どんな人向け:これから自宅でも陽性強化トレーニングを取り入れたい飼い主さん
参考価格:500円〜1,500円程度
トレーニング用おやつポーチ
レッスン中や散歩中にすぐおやつを取り出せる、腰に付けるタイプのポーチです。
どんな人向け:グループレッスンや外での練習が多い飼い主さん
参考価格:1,500円〜3,000円程度
長さ調整可能なロングリード
呼び戻し練習やドッグランでの距離練習に使いやすい、長さ調整タイプのリードです。
どんな人向け:屋外での呼び戻しトレーニングを重視したい飼い主さん
参考価格:1,500円〜3,500円程度

まとめ
ドッグトレーナー選びは「資格の有無」だけでなく、流派(トレーニング方針)との相性、費用感、そして体験レッスンでの信頼感を総合的に見て決めることが大切です。
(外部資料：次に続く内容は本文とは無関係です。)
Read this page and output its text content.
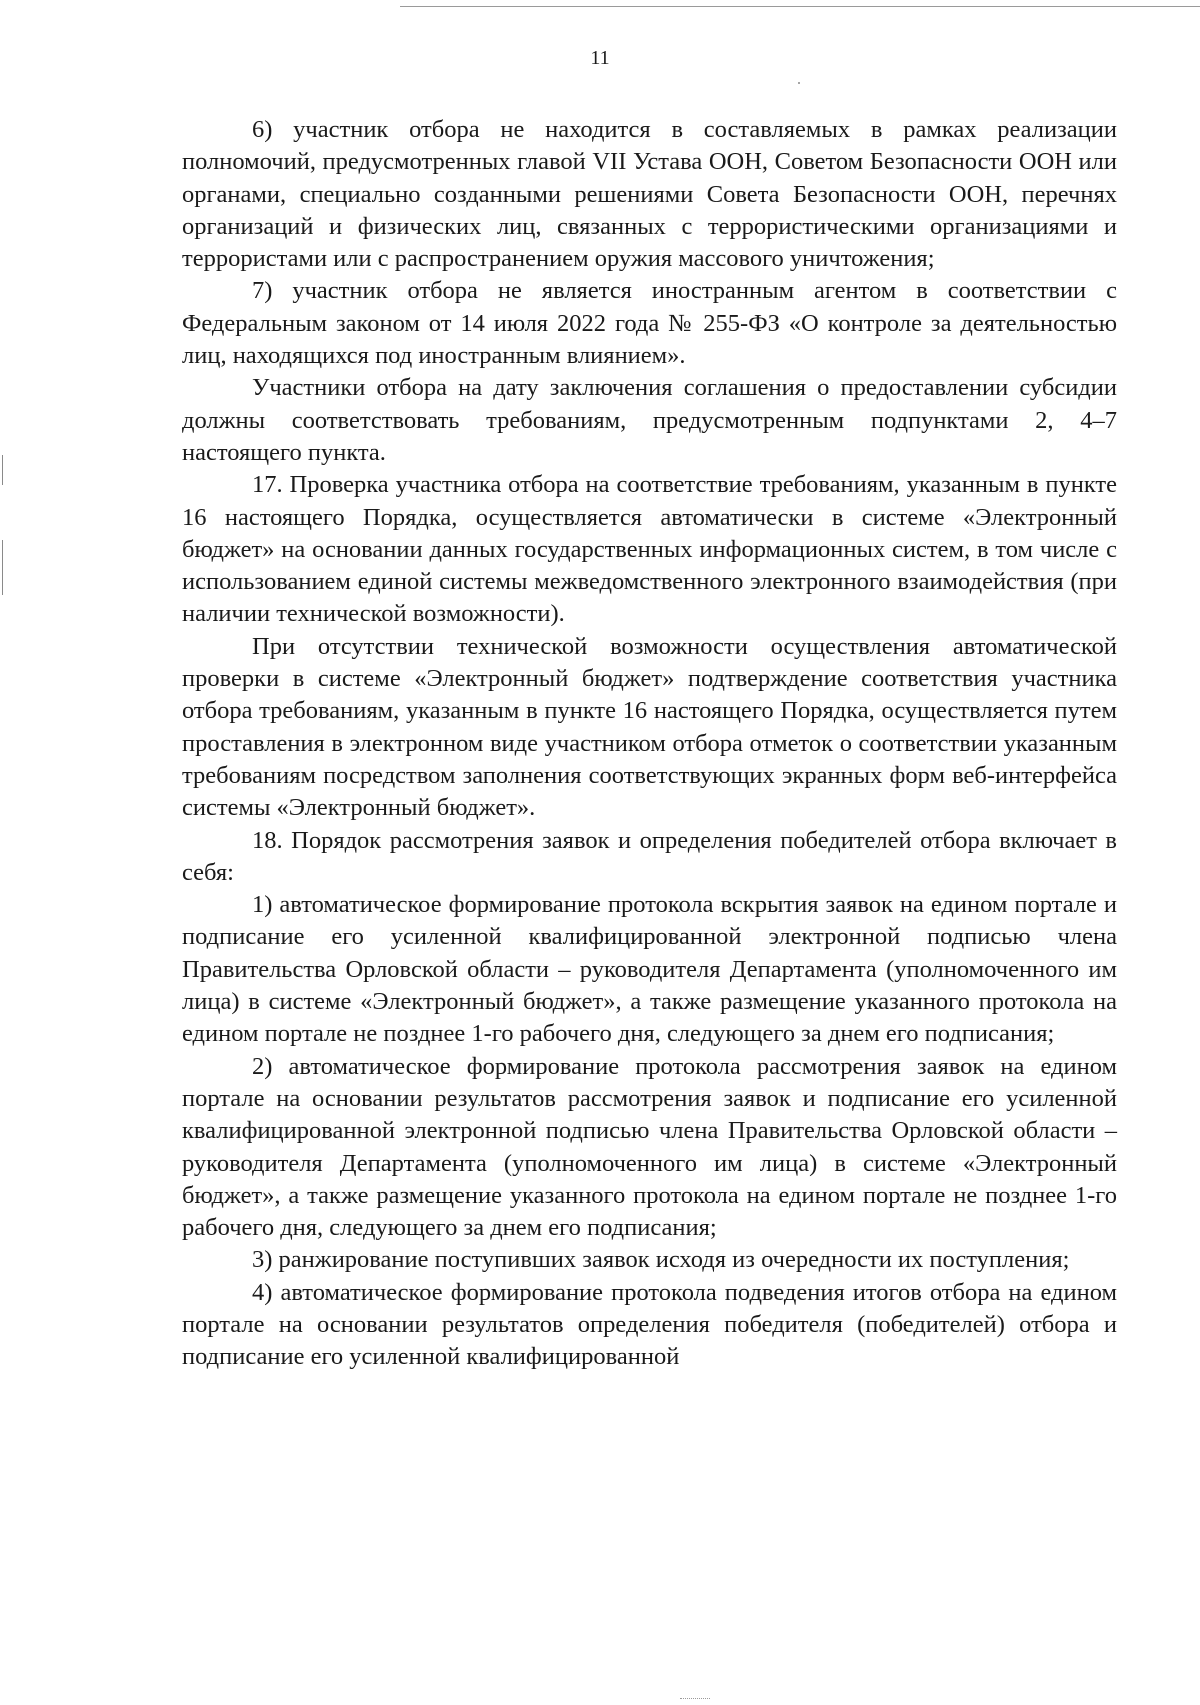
11

6) участник отбора не находится в составляемых в рамках реализации полномочий, предусмотренных главой VII Устава ООН, Советом Безопасности ООН или органами, специально созданными решениями Совета Безопасности ООН, перечнях организаций и физических лиц, связанных с террористическими организациями и террористами или с распространением оружия массового уничтожения;

7) участник отбора не является иностранным агентом в соответствии с Федеральным законом от 14 июля 2022 года № 255-ФЗ «О контроле за деятельностью лиц, находящихся под иностранным влиянием».

Участники отбора на дату заключения соглашения о предоставлении субсидии должны соответствовать требованиям, предусмотренным подпунктами 2, 4–7 настоящего пункта.

17. Проверка участника отбора на соответствие требованиям, указанным в пункте 16 настоящего Порядка, осуществляется автоматически в системе «Электронный бюджет» на основании данных государственных информационных систем, в том числе с использованием единой системы межведомственного электронного взаимодействия (при наличии технической возможности).

При отсутствии технической возможности осуществления автоматической проверки в системе «Электронный бюджет» подтверждение соответствия участника отбора требованиям, указанным в пункте 16 настоящего Порядка, осуществляется путем проставления в электронном виде участником отбора отметок о соответствии указанным требованиям посредством заполнения соответствующих экранных форм веб-интерфейса системы «Электронный бюджет».

18. Порядок рассмотрения заявок и определения победителей отбора включает в себя:

1) автоматическое формирование протокола вскрытия заявок на едином портале и подписание его усиленной квалифицированной электронной подписью члена Правительства Орловской области – руководителя Департамента (уполномоченного им лица) в системе «Электронный бюджет», а также размещение указанного протокола на едином портале не позднее 1-го рабочего дня, следующего за днем его подписания;

2) автоматическое формирование протокола рассмотрения заявок на едином портале на основании результатов рассмотрения заявок и подписание его усиленной квалифицированной электронной подписью члена Правительства Орловской области – руководителя Департамента (уполномоченного им лица) в системе «Электронный бюджет», а также размещение указанного протокола на едином портале не позднее 1-го рабочего дня, следующего за днем его подписания;

3) ранжирование поступивших заявок исходя из очередности их поступления;

4) автоматическое формирование протокола подведения итогов отбора на едином портале на основании результатов определения победителя (победителей) отбора и подписание его усиленной квалифицированной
愛犬にとって無理のない方法で、飼い主さんも一緒に学べるトレーナーを見つけて、楽しいトレーニングライフを送りましょう。
参考文献
- ドッグトレーナーの資格の一覧!費用や難易度、年収まで徹底調査
- 資格について|日本ドッグトレーナー協会
- ドッグトレーニングアドバイザー資格|日本生活環境支援協会
- 犬のしつけ教室・ドッグトレーナーの選び方
免責事項
本記事は一般的な情報提供を目的としており、特定のトレーナー・団体・手法を推奨するものではありません。愛犬の性格や問題行動の内容によって最適なアプローチは異なりますので、実際にトレーナーへ依頼する際は、必ず体験レッスンや面談を通してご自身の目で確認のうえご判断ください。深刻な問題行動が見られる場合は、動物病院やドッグトレーナーなど専門家にご相談ください。